Accused killer Markeith Loyd to undergo mental evaluation

Loyd accused of killing Sade Dixon, OPD Lt. Debra Clayton

ORLANDO, Fla. – After a rambling court appearance Tuesday, a judge has agreed to a allow accused killer Markeith Loyd to undergo a mental evaluation.

Attorneys for Loyd, who is accused of killing his pregnant ex-girlfriend and an Orlando police lieutenant, were in court Tuesday asking that Loyd's separate murder trials be combined, according to a motion filed Aug. 2 with the Ninth Judicial Circuit Court.

Currently, Markeith Loyd is set to have separate murder trials in the deaths of Sade Dixon and Orlando police Lt. Debra Clayton. The trial connected with Dixon's death is scheduled to begin in September. Loyd's second trial is scheduled for May 2020.

Loyd faces the death penalty if convicted on either first-degree murder charge.

However on Tuesday, before Judge Leticia J. Marques could address the motions, the defense asked for a competency hearing for Loyd.

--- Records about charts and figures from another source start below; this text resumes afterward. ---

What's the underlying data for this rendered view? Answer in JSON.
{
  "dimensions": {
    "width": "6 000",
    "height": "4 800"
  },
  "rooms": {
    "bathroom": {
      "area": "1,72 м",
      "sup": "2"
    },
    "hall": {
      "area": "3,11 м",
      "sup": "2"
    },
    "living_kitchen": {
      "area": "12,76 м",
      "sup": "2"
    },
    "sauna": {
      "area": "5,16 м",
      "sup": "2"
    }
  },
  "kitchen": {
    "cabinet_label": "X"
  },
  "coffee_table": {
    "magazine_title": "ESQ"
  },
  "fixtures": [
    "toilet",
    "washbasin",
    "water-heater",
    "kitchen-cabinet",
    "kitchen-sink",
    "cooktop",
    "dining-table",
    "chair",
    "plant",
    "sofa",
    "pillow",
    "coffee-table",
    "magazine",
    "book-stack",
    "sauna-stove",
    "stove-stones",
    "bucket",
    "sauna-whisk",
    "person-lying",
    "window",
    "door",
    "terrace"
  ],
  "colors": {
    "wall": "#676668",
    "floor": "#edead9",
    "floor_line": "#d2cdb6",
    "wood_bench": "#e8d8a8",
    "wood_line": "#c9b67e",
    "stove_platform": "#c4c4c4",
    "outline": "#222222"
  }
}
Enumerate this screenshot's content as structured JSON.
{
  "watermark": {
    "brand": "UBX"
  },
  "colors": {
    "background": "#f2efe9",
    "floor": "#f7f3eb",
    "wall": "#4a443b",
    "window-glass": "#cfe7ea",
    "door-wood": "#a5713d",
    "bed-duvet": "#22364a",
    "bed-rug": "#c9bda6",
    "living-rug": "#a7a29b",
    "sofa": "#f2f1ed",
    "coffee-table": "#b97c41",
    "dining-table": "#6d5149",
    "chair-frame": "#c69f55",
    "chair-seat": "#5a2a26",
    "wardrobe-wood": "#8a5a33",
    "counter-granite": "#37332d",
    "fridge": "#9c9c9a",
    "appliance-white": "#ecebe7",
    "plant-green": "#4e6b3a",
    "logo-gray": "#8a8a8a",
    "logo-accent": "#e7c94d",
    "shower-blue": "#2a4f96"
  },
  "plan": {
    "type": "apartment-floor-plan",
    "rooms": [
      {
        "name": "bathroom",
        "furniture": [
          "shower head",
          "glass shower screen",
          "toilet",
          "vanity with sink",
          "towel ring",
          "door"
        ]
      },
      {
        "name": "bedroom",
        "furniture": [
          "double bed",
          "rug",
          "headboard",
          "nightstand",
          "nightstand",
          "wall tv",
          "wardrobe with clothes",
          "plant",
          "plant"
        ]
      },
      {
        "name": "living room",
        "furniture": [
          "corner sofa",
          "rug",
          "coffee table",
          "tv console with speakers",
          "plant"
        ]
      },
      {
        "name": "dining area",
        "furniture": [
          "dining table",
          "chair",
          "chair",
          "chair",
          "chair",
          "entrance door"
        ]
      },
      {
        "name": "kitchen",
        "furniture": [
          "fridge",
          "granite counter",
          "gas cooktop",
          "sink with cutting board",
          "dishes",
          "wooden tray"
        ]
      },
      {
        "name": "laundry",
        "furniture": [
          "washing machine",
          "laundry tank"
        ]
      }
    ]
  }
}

Marques granted a competency evaluation for Loyd Tuesday after he began the hearing by speaking nonstop for about 20 minutes to the court claiming his innocence.

Loyd repeatedly said in court Tuesday he tried to turn himself into authorities on two occasions before he was caught in January 2018 after more than a month on the run.

Loyd was permanently injured during his capture by Orlando police. He lost the sight in one eye and wears an eye patch. The use-of-force was justified, according to State Attorney Phil Archer, who cited the Florida's "stand your ground" law.

Loyd will be evaluated by a doctor to determine if he is competent to stand trial and then the judge will rule on the three motions filed Aug. 2 by Loyd's attorney, Terry Lenamon, who specializes in death penalty defense.

[TIMELINE: How the hunt and capture of Markeith Loyd unfolded]

Earlier this month, Marques ruled the state can introduce evidence and witnesses that establish the gun used in the shooting of Dixon and Clayton is the same gun and that Loyd was in possession of the gun when arrested. However, Marques ruled that the state will not be permitted to introduce that Clayton died as a result of being shot.

"The fact that defendant shot Debra Clayton to avoid arrest for Ms. Dixon’s shooting and then ran is all the State needs to establish," according to the judge's decision.

A motion filed the afternoon of Aug. 2 by Loyd's defense attorney asks the court to consolidate both cases. Loyd's attorneys say that because evidence will be presented in the first trial to show that Loyd allegedly shot Clayton with the same weapon Dixon was killed with, he would have to defend against Clayton's homicide twice, according to the motion, because the lieutenant's death was widely reported in the news media.

The second motion asked the judge to strike testimony given recently during the hearing to establish whether the state can present evidence during Dixon's murder trial about Clayton's shooting.

A witness who said they saw Loyd shoot Clayton testified at the hearing before the court's ruling. After their testimony, Lenamon wrote in the motion that he discovered Facebook posts related to Loyd's arrest, including one that said the state will “have to drop all charges against me and wipe the one felony off my record if they want my testimony” against Loyd.

Other posts said if the witness spoke to detectives they would help the witness with his own criminal case "because I’m helping them so much ... but it also makes me a marked man around the area I work in cuz [Loyd] has a lot of pull in that area.”

Lenamon wrote in the motion, that the "Facebook posts seriously undermine the veracity (of his) testimony which this Court relied on in determining that the evidence of Sgt. Clayton’s shooting should be admitted as evidence of Defendant’s consciousness of guilt."

The third motion asks the court to move Loyd's September trial date for the charges related to Dixon's death to April 2020.